Be prepared for follow-up questions about why you chose a particular test.

If we’re using an experimentation platform, it will have in-built statistical tests, typically the Z test is used for both continuous and ratio metrics for large sample sizes. In this case, it is also good to mention variance reduction because cluster randomization will result in smaller sample sizes compared to user randomization. You’re usually not expected to discuss variance reduction techniques in detail but there is some published research on this topic.

Step 6: Conduct power analysis

Discuss the inputs and output of the power analysis. Discuss the ramp-up strategy, if needed.

The interviewer is testing whether you know how the different inputs to power analysis affect the output, and how you use the output to estimate the duration of the experiment. They are also evaluating whether you have experience running an A/B test in a real world situation where risk management and practical constraints are very important.

The main inputs for power analysis include:

  • Effect size: typically based on input from the product team and other stakeholders. The effect size should be practically significant, i.e. it has a meaningful impact on the business.
  • Power: the probability of detecting a true effect, which is typically 0.8.
  • Significance level (alpha): the probability of detecting false positives, which is typically 0.05.
  • Variance: typically estimated using historical data.

The output of power analysis is the sample size required to detect the minimum detectable effect (MDE). From the sample size, we can estimate the duration of the experiment needed to get this sample size.

Other factors to consider when determining the duration are seasonality or variability in the metric (e.g. weekday user behavior might be different from weekend) and app adoption, if the new feature requires users to update their mobile apps.

To expose 50% of the population to get the required sample size, a gradual ramp-up strategy could be:

  • Day 1: Launch A/B test to 1% of population
  • Day 2: Monitor key metrics for unexpected data. If everything looks good, ramp up to 10% and continue to monitor.
  • Day 3: Assuming no unexpected data, ramp up to 50%

Step 7: Analyze test results

Talk through how and when you would analyze test results.

The interviewer is evaluating whether you are familiar with the nuances and potential pitfalls in running and analyzing an A/B test. This is very important since mistakes here can invalidate the test results and lead to incorrect conclusions.

Assuming the test has run for the required duration, we’d analyze the data by overall metrics and relevant segments (e.g. user type: new vs tenured users,celebrities vs regular users, frequent vs infrequent users and platform).

It's pretty unusual for all your metrics to look perfect.
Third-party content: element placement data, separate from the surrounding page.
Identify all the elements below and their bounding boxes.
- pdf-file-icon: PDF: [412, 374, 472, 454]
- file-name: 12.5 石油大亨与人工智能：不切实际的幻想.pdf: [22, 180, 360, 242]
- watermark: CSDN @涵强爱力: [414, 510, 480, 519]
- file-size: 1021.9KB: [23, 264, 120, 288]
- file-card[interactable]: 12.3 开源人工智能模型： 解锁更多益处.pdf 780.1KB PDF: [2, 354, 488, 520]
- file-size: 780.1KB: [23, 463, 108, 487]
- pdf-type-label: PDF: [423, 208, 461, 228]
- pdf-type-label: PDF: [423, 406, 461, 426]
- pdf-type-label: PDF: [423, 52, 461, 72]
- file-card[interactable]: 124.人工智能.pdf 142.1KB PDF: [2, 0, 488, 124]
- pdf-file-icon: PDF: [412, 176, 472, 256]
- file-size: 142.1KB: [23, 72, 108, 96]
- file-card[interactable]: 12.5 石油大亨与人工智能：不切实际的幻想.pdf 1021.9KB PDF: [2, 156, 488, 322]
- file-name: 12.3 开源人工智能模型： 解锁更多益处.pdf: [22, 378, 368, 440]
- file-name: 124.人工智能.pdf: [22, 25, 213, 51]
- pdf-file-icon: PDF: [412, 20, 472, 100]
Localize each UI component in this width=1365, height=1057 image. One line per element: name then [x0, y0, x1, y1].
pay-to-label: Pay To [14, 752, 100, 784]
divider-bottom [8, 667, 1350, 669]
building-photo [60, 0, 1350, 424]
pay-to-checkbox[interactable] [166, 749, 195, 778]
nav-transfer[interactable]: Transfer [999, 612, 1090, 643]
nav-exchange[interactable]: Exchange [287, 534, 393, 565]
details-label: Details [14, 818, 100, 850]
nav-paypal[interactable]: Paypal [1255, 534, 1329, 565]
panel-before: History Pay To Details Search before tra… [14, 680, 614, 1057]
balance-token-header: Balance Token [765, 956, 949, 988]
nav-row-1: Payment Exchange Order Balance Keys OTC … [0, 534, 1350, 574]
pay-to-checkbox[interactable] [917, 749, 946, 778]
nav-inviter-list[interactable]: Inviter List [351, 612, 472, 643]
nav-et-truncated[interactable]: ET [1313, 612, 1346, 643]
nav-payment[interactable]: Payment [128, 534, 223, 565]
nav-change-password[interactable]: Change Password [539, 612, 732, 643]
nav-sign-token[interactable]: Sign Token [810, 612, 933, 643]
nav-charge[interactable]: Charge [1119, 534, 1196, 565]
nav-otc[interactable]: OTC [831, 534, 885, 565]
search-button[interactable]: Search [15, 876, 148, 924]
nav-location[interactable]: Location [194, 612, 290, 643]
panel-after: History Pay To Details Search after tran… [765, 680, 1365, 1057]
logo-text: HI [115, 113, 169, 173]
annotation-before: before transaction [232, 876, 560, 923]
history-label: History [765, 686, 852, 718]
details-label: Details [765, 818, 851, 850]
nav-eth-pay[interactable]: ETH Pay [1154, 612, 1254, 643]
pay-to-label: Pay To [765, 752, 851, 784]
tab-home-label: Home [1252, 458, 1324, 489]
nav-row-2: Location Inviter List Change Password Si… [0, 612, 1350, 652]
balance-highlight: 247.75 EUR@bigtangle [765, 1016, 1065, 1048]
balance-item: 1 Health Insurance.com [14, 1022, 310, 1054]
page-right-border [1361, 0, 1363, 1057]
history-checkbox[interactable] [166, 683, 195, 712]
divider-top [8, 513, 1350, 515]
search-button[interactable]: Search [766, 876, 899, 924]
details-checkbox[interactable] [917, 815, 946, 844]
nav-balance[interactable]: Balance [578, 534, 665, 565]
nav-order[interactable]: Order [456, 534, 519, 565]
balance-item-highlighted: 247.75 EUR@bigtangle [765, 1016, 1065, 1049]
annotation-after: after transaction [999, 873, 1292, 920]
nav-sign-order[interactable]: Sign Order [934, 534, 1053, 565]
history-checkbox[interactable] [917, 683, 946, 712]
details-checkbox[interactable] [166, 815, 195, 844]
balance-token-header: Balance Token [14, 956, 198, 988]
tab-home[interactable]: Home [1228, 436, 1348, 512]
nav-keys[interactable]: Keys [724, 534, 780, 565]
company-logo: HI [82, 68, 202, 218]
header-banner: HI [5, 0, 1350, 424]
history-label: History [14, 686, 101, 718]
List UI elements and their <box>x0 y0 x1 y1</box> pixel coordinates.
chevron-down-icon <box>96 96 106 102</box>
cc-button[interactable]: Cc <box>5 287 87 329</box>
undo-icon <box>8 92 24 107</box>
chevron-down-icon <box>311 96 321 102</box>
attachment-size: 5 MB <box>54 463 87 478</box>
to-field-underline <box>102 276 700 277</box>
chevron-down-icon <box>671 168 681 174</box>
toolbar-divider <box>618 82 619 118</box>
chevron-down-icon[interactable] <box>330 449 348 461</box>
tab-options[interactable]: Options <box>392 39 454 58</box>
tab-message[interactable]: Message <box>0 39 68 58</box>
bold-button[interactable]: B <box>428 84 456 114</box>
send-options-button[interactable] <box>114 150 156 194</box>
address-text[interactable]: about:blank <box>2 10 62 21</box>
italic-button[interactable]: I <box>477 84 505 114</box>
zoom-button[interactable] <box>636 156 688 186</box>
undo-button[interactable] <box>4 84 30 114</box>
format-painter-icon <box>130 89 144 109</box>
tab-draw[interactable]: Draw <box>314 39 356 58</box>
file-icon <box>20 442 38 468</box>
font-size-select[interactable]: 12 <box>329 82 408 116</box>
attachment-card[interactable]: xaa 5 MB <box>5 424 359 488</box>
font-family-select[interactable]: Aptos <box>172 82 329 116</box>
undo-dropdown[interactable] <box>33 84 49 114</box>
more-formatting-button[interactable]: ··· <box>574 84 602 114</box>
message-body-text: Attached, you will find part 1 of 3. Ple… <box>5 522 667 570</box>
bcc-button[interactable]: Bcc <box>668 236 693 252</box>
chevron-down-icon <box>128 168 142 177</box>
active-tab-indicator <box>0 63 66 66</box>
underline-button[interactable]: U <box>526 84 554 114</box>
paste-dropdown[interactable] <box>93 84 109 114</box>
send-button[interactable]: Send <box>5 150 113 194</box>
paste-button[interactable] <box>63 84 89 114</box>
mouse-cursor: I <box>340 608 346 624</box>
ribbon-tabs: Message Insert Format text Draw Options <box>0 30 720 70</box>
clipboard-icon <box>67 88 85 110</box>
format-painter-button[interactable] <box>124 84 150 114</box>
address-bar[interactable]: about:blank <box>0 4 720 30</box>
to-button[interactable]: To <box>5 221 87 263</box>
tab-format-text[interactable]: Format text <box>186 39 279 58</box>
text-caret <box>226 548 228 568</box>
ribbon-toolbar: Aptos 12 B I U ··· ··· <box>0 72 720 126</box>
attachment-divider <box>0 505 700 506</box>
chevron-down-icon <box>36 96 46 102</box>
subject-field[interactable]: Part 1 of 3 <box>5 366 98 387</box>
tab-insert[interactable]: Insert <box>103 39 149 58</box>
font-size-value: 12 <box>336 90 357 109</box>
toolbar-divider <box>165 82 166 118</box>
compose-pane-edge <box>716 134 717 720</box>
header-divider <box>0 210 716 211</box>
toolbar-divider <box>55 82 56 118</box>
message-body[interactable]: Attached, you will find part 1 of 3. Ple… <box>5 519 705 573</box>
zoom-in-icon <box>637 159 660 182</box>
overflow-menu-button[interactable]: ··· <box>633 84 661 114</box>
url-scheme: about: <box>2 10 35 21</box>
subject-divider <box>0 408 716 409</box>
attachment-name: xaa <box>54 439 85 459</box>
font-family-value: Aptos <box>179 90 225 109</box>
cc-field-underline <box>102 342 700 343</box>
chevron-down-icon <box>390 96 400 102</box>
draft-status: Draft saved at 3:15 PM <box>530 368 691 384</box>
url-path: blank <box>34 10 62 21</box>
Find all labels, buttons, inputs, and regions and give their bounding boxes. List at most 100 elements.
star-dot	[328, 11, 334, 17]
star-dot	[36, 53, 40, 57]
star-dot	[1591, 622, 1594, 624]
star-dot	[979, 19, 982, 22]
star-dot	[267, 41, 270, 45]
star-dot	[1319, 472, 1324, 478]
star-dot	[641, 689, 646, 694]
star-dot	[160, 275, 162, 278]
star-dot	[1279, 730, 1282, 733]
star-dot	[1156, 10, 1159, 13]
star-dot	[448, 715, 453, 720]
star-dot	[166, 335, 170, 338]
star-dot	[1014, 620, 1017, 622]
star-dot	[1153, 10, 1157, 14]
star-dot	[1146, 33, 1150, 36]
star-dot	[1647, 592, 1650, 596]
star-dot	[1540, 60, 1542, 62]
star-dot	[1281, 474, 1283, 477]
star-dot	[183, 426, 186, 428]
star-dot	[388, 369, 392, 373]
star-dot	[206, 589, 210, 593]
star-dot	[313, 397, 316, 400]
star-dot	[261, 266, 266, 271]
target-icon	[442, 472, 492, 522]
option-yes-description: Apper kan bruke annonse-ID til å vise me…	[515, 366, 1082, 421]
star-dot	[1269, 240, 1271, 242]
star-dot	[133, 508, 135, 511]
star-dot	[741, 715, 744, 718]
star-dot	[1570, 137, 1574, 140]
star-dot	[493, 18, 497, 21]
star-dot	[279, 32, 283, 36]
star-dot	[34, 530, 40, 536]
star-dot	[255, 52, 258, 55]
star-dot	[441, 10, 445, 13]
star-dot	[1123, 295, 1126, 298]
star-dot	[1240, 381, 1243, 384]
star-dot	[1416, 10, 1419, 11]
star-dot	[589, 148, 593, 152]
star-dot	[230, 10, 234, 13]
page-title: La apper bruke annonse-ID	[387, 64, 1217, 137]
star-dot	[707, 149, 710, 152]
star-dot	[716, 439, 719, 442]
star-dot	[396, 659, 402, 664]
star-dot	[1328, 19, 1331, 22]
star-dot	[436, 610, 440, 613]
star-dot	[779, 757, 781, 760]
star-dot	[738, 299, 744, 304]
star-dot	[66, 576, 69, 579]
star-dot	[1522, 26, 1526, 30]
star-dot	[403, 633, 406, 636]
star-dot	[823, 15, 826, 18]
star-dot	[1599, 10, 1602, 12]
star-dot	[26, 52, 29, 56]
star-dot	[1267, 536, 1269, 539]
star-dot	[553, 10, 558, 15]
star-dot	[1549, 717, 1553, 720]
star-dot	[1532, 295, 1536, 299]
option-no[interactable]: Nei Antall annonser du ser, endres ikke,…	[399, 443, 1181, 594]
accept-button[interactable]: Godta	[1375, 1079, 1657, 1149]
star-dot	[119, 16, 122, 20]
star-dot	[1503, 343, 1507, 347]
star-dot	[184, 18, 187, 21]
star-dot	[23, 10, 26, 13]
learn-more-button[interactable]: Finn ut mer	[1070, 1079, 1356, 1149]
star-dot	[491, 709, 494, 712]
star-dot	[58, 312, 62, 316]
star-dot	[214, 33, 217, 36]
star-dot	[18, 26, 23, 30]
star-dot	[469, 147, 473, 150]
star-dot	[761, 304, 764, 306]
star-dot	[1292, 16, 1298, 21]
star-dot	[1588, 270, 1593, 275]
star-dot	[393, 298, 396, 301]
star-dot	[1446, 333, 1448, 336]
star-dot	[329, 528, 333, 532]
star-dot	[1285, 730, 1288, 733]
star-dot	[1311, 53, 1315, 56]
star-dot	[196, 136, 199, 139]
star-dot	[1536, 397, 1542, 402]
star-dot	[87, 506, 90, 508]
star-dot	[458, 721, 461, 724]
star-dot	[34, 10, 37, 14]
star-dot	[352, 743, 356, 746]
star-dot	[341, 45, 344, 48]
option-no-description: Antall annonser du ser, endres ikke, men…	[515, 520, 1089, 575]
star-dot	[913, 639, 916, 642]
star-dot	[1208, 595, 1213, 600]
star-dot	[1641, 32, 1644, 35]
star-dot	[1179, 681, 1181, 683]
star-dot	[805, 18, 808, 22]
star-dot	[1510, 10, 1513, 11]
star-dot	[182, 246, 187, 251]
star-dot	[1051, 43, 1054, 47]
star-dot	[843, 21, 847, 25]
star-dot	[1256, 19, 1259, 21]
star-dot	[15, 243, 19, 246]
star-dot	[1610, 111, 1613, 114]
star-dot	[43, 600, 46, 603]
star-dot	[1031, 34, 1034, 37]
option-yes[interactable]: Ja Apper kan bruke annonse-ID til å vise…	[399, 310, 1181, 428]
In this case, you might notice some cannibalization effects i.e. the new reaction might cause decreased usage of existing reactions, even though your primary success metric increased. Doing further analysis by looking at specific user segments could be one way to help inform what the next steps should be.

Step 8: Evaluate and make recommendations

The interviewer is evaluating whether you consider factors other than just the test results when making a recommendation since multiple factors are also considered in a real-world setting.

If the impact on metrics is as expected, i.e. a statistically significant positive change in the primary success metric, neutral or positive north star metric, and no significant regression to the guardrail metrics, the A/B test can be shipped to 100% of the population.

If there is a trade-off, further discussions with stakeholders are needed. The leadership at the company may be okay with a short term tradeoff, as long as the north star metric isn’t regressing. Other factors to consider are novelty effects and the risk of shipping.

In some cases it's also possible that we might want to keep the experiment running for a longer time before we're comfortable with making the final decision. Alternatively, we may do a follow-up experiment. Example: if the new feature is very popular with a small % of users, but not used by the majority, we could run follow-up UX studies to understand why and identify design changes which we can test in future iterations of the product.